どうやら落ちこぼれのちょっとした回復魔法でも、彼にとっては大きな魔法に見えたようでちょっぴり興奮してるようにも見えた。
小さく笑って聖女であるかどうかという質問に、渋々頷くしかない。
「でも今は事情があって魔力ほどんとないの」
「そう、なんだ」
「何か期待させちゃったらごめんね。あ、そう言えば自己紹介がまだだったわね。私はリゼ。アルゼリオ国の聖女をやってるの。君は?」
「オレはゼノ。精霊レヴィローラ様に遣えてる守り人の息子で、森の麓で家族三人で暮らしてるんだ」
「守り人?」
そう言えば……ルリナさんや門番達に闇蜘蛛の魔女の子供だとか何だとか言われていたのを思い出す。
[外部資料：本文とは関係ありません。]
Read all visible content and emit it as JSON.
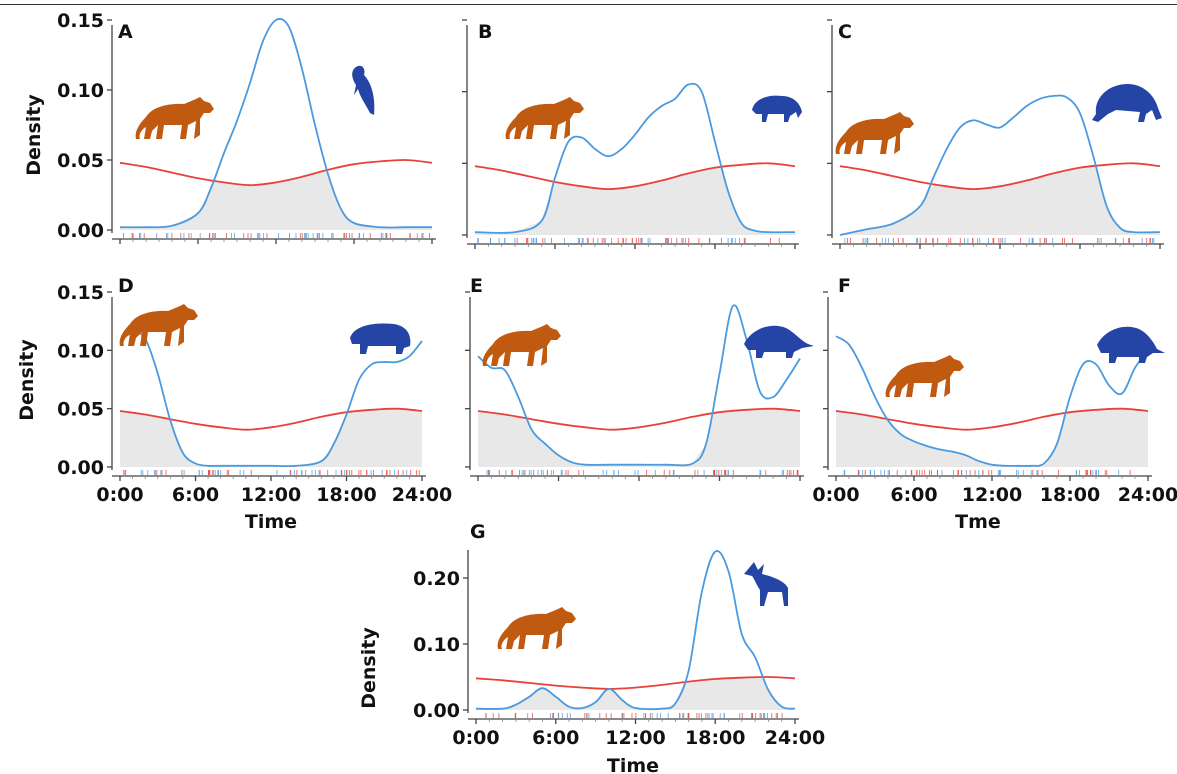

「母さんはレヴィローラの大森林を守るエルフなんだ。街の人達は人間とは違う血が流れてるからって、オレ達のことを嫌ってるんだ」
「たかがそれだけで?」
「お姉ちゃんはオレの事、その……嫌じゃないの?」
「嫌う理由が何もないもの」
呆れた……たかがそんな理由で、しかも子供相手に大人達が騒ぐなんて馬鹿馬鹿しい。